Edit a TensorFlow training model for deep learning insights

Before uploading a TensorFlow training model, edit the model to work with the deep learning insights feature in IBM Spectrum Conductor Deep Learning Impact.

About this task

In order for the deep learning insights feature to work with your single-node TensorFlow or distributed TensorFlow model, your model must call additional IBM Spectrum Conductor Deep Learning Impact APIs in order to collect training metrics. Training metrics are what are displayed in the training insight charts.

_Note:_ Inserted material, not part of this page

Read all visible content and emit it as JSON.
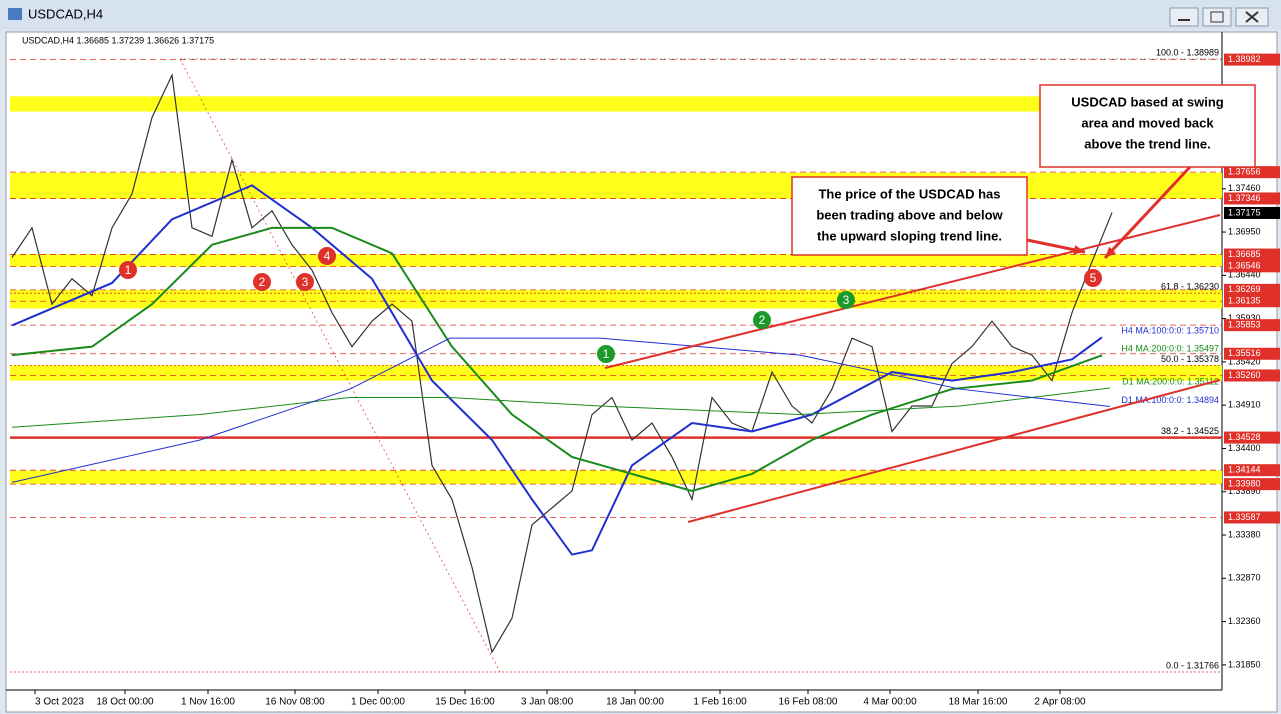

Note: For IBM Fabric distributed TensorFlow models and IBM Fabric distributed Caffe models, only the loss value and accuracy metrics are supported.

Procedure

  1. The model must import the monitor_cb module, a Python module for metric collection.
    import monitor_cb
    
  2. The model must include the monitor_cb.CMonitor class instance which handles the collection of many types of training metrics.
    monitor = monitor_cb.CMonitor(log_dir, tf_parameter_mgr.getTestInterval(), tf_parameter_mgr.getMaxSteps())
  3. Include metric summaries for the training metrics that you want to include.
    loss = cifar10.loss(logits, labels)
    accuracy = cifar10.accuracy(logits, labels)
    
    # Summary metrics for the layers
    graph = tf.get_default_graph()
    for layer in ['conv1', 'conv2', 'local3', 'local4']:
    
      # Summary weight and activation histogram of the layer
      monitor.SummaryHist("weight", graph.get_tensor_by_name(layer+'/weights:0'), layer)
      monitor.SummaryHist("activation", graph.get_tensor_by_name(layer+'/'+layer+':0'), layer)
    
      # Summary histogram of gradient with respect to weight 
      monitor.SummaryNorm2("weight", graph.get_tensor_by_name(layer+'/weights:0'), layer)
      monitor.SummaryGradient("weight", loss)
    
      # Summary gradient/weight ratio
      monitor.SummaryGWRatio()
    
      # Summary loss value and accuracy of train/test phase
      monitor.SummaryScalar("train loss", loss)
      monitor.SummaryScalar("train accuracy", accuracy)
      monitor.SummaryScalar("test loss", loss)
      monitor.SummaryScalar("test accuracy", accuracy)
    
  4. Include the train and test operation summaries.
    train_summaries = tf.summary.merge_all(monitor_cb.DLMAO_TRAIN_SUMMARIES)
    test_summaries = tf.summary.merge_all(monitor_cb.DLMAO_TEST_SUMMARIES)
    
  5. Write the summary values to disk so that IBM Spectrum Conductor Deep Learning Impact can display training insights.
    _, train_summary, gs = session.run([train_op, test_summaries, global_step],
    feed_dict = {is_training:False})
    summaryWriter.add_summary(train_summary, gs)
    test_summary = session.run(test_summaries, feed_dict = {is_training:False})
    summaryWriter.add_summary(test_summary, gs)
    

Results

The edited TensorFlow model is ready for training insights.